O gestor do projeto, José Sampaio de Souza Filho, líder do Observatório da Indústria, também aponta a formação da rede como um diferencial do Digital.br e que ajuda a consolidar os resultados do projeto. “Integrar todos os conhecimentos, todo o capital intelectual que temos nas universidades, juntar isso com o setor produtivo e as instituições de fomento é o maior aprendizado. A única coisa que se multiplica quando se divide é o conhecimento”, conclui.

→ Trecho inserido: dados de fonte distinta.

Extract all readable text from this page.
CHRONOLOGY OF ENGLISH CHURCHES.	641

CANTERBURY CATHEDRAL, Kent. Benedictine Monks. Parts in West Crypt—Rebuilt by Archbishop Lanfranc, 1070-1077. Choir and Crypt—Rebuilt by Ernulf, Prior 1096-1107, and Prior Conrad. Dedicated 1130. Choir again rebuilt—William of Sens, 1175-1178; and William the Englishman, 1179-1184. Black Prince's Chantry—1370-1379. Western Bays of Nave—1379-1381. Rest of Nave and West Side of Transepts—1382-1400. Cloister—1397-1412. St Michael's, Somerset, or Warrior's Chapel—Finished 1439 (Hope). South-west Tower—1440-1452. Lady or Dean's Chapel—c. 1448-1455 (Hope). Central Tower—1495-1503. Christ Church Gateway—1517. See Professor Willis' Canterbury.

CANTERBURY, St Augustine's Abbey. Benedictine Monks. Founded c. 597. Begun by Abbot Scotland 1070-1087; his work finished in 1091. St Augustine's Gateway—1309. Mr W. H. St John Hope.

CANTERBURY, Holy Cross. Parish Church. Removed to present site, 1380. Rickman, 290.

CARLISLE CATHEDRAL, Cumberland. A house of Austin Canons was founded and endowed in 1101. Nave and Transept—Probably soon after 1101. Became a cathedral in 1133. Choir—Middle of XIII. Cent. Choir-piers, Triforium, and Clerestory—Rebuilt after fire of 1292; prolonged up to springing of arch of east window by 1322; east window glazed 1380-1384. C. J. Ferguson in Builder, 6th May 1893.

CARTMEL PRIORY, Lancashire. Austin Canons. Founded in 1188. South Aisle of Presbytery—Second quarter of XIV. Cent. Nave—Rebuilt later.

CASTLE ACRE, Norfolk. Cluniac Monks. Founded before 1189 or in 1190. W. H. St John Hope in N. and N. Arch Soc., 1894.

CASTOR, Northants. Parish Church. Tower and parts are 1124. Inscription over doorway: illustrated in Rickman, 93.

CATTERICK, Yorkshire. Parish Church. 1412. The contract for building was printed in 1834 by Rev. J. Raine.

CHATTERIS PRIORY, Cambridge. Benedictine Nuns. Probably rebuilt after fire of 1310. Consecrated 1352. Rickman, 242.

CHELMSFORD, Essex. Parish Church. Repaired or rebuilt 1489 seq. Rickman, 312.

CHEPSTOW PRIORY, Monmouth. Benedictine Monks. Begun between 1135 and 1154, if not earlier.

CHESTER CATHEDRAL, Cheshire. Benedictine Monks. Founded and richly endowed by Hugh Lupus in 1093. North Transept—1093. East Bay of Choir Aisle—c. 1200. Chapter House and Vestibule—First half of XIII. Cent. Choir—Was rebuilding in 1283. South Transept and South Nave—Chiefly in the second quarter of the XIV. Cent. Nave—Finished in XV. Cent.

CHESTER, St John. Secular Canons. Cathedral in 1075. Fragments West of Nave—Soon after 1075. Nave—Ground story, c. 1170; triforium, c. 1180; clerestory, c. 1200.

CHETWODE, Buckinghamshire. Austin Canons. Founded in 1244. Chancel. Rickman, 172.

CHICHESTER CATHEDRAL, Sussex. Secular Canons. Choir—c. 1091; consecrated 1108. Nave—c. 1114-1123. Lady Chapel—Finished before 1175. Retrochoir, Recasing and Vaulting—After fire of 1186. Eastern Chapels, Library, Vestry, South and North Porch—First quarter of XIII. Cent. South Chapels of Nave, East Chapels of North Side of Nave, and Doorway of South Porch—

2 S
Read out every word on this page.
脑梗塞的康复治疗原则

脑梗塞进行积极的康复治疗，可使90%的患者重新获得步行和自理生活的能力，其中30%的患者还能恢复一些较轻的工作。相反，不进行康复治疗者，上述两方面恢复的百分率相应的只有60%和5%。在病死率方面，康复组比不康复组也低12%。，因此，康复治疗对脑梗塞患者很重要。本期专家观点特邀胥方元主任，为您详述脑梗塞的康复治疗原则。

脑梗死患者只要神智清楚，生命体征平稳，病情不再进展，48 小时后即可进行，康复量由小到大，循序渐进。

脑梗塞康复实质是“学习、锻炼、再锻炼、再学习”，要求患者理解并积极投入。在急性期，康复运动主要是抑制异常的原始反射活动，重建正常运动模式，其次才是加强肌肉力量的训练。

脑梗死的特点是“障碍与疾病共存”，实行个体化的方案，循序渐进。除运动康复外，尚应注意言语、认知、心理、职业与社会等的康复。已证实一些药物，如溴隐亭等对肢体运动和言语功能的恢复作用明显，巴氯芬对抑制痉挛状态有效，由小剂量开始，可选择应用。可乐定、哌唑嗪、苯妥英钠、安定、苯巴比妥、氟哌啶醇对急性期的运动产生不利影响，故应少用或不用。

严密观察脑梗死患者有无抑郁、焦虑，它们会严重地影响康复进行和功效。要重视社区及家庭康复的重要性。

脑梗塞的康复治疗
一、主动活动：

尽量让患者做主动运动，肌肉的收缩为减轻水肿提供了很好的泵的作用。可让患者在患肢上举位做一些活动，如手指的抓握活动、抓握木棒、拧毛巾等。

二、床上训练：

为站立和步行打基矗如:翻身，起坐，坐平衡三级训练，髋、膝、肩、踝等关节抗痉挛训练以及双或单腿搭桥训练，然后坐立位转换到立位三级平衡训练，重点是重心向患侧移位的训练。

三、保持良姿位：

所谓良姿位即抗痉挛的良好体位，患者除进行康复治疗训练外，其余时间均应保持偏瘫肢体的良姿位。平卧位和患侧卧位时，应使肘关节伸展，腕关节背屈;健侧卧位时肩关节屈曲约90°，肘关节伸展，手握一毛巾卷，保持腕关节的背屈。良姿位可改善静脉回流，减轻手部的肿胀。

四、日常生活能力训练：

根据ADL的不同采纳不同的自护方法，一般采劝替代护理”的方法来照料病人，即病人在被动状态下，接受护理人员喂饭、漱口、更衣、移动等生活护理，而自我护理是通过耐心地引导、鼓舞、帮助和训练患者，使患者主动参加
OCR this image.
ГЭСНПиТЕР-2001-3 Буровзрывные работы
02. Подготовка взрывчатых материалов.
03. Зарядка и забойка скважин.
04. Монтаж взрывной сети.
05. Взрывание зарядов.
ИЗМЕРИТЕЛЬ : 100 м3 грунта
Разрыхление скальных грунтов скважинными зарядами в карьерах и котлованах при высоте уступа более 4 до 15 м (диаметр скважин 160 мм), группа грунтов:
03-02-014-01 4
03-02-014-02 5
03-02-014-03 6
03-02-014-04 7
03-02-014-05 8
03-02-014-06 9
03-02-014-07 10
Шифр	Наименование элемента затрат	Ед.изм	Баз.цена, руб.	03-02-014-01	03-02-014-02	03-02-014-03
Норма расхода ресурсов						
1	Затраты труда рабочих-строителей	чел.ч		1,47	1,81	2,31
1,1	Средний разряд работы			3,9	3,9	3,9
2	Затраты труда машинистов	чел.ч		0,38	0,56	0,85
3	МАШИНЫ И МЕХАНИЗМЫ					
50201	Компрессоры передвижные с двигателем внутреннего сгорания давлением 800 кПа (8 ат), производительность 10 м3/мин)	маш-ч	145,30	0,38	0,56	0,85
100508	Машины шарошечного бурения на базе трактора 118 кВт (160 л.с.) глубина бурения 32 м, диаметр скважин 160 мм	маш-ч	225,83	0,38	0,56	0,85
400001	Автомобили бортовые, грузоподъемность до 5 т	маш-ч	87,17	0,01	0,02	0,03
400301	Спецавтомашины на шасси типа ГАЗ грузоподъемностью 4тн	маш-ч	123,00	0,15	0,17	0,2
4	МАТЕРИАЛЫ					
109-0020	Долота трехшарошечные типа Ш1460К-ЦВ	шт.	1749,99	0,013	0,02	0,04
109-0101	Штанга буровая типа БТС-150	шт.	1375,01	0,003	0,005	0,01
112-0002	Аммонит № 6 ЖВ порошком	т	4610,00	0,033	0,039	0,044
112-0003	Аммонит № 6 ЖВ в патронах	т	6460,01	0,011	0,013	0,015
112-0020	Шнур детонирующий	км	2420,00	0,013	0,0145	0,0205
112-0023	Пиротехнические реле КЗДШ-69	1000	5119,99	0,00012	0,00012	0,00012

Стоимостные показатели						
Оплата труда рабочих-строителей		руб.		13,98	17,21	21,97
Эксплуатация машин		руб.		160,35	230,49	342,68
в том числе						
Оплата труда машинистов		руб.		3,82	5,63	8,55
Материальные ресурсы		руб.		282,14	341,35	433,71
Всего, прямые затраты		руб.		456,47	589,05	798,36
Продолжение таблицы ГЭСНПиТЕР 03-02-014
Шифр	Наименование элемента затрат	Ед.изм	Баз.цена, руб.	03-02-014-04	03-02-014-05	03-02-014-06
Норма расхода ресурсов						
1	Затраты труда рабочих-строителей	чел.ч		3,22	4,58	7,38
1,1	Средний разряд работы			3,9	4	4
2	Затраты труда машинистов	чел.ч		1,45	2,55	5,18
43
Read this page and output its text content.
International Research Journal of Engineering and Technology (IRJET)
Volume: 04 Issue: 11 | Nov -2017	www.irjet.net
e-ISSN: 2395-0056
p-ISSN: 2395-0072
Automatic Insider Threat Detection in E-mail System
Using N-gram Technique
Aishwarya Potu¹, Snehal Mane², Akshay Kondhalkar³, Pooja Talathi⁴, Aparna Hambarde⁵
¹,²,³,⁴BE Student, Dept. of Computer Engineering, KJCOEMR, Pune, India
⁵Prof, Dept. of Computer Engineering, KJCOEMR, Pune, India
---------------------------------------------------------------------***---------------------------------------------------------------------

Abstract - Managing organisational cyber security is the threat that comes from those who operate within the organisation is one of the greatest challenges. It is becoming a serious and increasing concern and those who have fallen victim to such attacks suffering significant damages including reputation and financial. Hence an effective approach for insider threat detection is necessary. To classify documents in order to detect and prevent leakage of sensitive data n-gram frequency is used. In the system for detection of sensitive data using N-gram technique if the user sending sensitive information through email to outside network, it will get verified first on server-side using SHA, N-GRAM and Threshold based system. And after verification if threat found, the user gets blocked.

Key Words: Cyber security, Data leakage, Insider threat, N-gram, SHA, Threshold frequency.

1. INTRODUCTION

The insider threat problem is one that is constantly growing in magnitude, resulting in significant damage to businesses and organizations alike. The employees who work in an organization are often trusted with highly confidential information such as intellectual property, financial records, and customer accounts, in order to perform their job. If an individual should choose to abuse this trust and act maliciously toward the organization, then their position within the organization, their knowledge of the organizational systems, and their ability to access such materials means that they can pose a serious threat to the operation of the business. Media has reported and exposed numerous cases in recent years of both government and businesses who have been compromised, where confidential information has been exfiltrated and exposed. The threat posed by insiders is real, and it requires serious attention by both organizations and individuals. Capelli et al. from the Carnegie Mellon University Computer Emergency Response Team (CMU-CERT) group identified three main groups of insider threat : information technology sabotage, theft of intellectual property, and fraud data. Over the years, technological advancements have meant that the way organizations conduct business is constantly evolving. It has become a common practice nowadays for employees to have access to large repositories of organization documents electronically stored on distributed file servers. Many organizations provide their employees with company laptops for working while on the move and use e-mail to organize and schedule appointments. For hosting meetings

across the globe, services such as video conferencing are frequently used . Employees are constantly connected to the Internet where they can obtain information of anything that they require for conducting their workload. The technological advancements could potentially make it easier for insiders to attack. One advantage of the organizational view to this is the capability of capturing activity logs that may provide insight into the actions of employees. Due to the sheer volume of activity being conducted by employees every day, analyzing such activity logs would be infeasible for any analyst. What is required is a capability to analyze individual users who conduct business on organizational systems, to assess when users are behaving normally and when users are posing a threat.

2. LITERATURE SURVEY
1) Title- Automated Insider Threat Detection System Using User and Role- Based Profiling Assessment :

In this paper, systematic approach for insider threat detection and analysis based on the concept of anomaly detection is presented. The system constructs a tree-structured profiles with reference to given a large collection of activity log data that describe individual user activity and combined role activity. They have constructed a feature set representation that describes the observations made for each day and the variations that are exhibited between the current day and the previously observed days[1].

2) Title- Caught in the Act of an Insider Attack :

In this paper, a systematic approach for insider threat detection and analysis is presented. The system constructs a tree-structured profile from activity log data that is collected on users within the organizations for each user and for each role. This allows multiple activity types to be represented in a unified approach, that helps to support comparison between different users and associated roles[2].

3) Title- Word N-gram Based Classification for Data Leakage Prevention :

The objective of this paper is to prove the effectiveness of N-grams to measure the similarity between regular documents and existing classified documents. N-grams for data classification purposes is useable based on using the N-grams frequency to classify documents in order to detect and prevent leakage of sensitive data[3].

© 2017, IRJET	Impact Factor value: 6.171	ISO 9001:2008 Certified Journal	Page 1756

Para o proprietário da Netumar, Francisco Ozina, o RASTUM representa o futuro. “Quando for concluído direitinho, esse projeto vai servir de base para vários outros desse mesmo porte para mais estados do Brasil, e vários sindicatos desenvolverem. Quem está desenvolvendo rastreabilidade e sustentabilidade agrega valor ao seu produto e credibilidade”, finalizou.

Blue Info Summit

O projeto Rastum foi apresentado no primeiro Blue Info Summit como case sustentável de rastreabilidade. O evento internacional reuniu líderes da economia azul de vários países em quatro continentes e foi uma oportunidade para a troca de experiências e conhecimento sobre o futuro dos oceanos, dos mares e dos rios em todo o mundo.

Digital.br

O programa Digital.br, da Agência Brasileira de Desenvolvimento Industrial (ABDI), selecionou oito projetos para a fase de implementação de piloto. O programa tem o objetivo de investir em projetos que promovam a transformação digital de micro, pequenas e médias empresas no Nordeste, com investimentos totais de R$ 14 milhões.

Os oito selecionados são: Digitaliza PMI, Petrolina Economia Digital e Pernambuco 4.0, de Pernambuco; RASTUM e Redes Obras Digitais, ambos do Ceará; Rede Sudoeste Inova, da Bahia; Transforma RN, do Rio Grande do Norte; e Construção Alagoas em Rede, de Alagoas.